The word prophylaxis means “preventing diseases”, and prophylactic dental cleanings are used to clean healthy teeth in order to prevent them from being affected by tooth decay or gum disease. Prophylactic cleanings remove plaque and tartar from the front, back and side of the teeth with a dental scraper or a stream of water. Most dental patients only require prophylactic cleaning, especially if they have maintained daily dental hygiene and have biannual dental appointments. Scraping and root smoothing cleanings, also known as deep cleanings, are used on both teeth and gum pockets to treat gingivitis and periodontitis.
Deep cleanings for gingivitis are usually done in a single appointment with the dentist. Deep cleanings for periodontitis, on the other hand, may require multiple appointments and local anesthesia, depending on the severity. Scraping is the process that removes plaque and tartar from the surface of the tooth and from the gum pockets below the gum line that form as a result of gum disease. Not only does this kill bacteria, but it also helps reduce gum inflammation.
Root smoothing is the process of smoothing the roots of the teeth, helping the gums to reattach to the teeth and remove gum pockets. Periodontal maintenance cleanings are also dental cleanings designed to treat gum disease. Like scraping and root smoothing, they remove excess plaque and tartar from the tooth surface and gum pockets, and then soften the roots if necessary. The main thing that sets periodontal maintenance cleanings apart is that they are generally performed more frequently than other types of dental cleanings.
This is because gum disease is progressive and will continue to worsen if not treated effectively. Macroscopic debridement cleanings are the most demanding dental cleanings, designed to clean teeth with large amounts of plaque and tartar. These cases are typically people who have difficulty maintaining an oral care routine or who have avoided going to the dentist for a significant period of time. Because plaque hardens and turns into tartar and large amounts of tartar are especially hard, a power tool is used to loosen the tartar during macroscopic debridement cleanings.
Once excess plaque and tartar have been removed, prophylactic cleaning is performed to further clean the teeth. Dentists like Dennis Laurich have been practicing dentistry for more than 40 years. He received his DDS degree from the University of Michigan School of Dentistry and regularly attends conventions on oral health care to continue his dental education. This allows him to treat patients with the most advanced dental technology and methodologies.
In addition, he is a member of the American Dental Association, the Michigan Dental Association, and the Detroit District Dental Society. There are different types of dental cleaning procedures, and the type your dentist is likely to use depends largely on your specific oral care needs. A prophylactic cleaning is a dental cleaning procedure that is primarily used for people with a generally healthy mouth. A prophylactic cleaning is designed to perform routine maintenance, such as removing the expected amount of tartar and plaque from the surface of the teeth, the gums, and between the teeth.
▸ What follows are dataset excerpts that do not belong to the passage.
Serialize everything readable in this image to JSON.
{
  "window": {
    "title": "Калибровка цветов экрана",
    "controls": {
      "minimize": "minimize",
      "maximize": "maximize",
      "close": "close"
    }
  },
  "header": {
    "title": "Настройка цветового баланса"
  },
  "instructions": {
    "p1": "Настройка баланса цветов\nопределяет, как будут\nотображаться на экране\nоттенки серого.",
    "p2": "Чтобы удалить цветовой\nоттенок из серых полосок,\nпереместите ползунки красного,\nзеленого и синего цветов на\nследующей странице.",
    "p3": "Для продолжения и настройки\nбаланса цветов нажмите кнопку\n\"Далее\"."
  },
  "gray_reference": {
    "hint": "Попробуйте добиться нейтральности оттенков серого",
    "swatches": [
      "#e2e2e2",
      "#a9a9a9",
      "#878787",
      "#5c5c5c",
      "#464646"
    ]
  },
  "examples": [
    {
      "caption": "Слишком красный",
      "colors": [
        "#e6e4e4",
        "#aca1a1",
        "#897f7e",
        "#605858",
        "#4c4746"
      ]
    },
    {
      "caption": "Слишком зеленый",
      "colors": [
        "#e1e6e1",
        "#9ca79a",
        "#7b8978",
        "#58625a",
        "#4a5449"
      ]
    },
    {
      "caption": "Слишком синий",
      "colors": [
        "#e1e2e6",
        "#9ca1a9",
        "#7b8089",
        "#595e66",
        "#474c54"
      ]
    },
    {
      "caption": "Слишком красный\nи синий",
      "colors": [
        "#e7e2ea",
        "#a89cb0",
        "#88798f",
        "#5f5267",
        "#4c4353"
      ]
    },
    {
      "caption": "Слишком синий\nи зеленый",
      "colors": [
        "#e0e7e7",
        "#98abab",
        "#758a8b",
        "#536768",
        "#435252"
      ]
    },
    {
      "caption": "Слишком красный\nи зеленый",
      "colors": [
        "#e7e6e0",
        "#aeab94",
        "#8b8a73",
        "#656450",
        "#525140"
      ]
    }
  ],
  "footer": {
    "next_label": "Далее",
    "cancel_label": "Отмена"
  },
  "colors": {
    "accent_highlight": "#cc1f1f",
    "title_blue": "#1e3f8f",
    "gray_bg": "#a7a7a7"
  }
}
For those who visit the dentist regularly and practice good oral hygiene, prophylactic cleaning is likely to be the recommended dental cleaning procedure. While people who receive prophylactic dental cleaning generally have a fairly healthy mouth to begin with, it can help people get rid of unwanted plaque and any minor stains that exist on the surface of the teeth. Root scraping and smoothing is a slightly more invasive (although not surgical) dental cleaning procedure that involves deep cleaning of the gums, the gumline, and other structures that support the teeth. Root scraping and smoothing is often recommended for people with gum diseases, such as gingivitis or periodontitis.
Because scraping and root smoothing involve smoothing the tooth's root surface and removing any existing tartar and plaque, it may sometimes be necessary to make several visits to the dentist. If a person hasn't visited the dentist in several years, it's likely that a good amount of plaque has built up on the gums, teeth, and between the teeth. Subsequently, macroscopic debridement is usually used, which is a deep cleaning used to remove tartar and plaque in all areas of the mouth, for people who have not visited the dentist for a while. However, not everyone who hasn't visited the dentist for a while gets serious debridement.
The first thing a dentist does is perform an oral exam. After the oral exam, they decide if routine prophylaxis (dental cleaning) is sufficient or if macroscopic debridement is needed before prophylactic cleaning. Periodontal maintenance refers to routine maintenance for people who suffer from serious oral problems. In particular, periodontal maintenance can be provided to people with gingivitis or periodontitis.
Periodontal maintenance generally includes frequent visits to the dentist to clean the entire area of the mouth. It is usually done for a specific period of time or until all oral health problems are properly treated and symptoms of gum disease are fully controlled and controlled. Prophylaxis simply means an action that is used to prevent a disease; therefore prophylactic cleaning is simply preventive cleaning. This type of cleaning is commonly used for people who have good overall dental health and who simply maintain this health.
During a prophylactic cleaning, plaque and tartar are removed from all surfaces of each tooth as well as from between them. Prophylactic dental cleanings are recommended at least twice a year to keep teeth and gums healthy; however high-risk patients may need them every 3 or 4 months.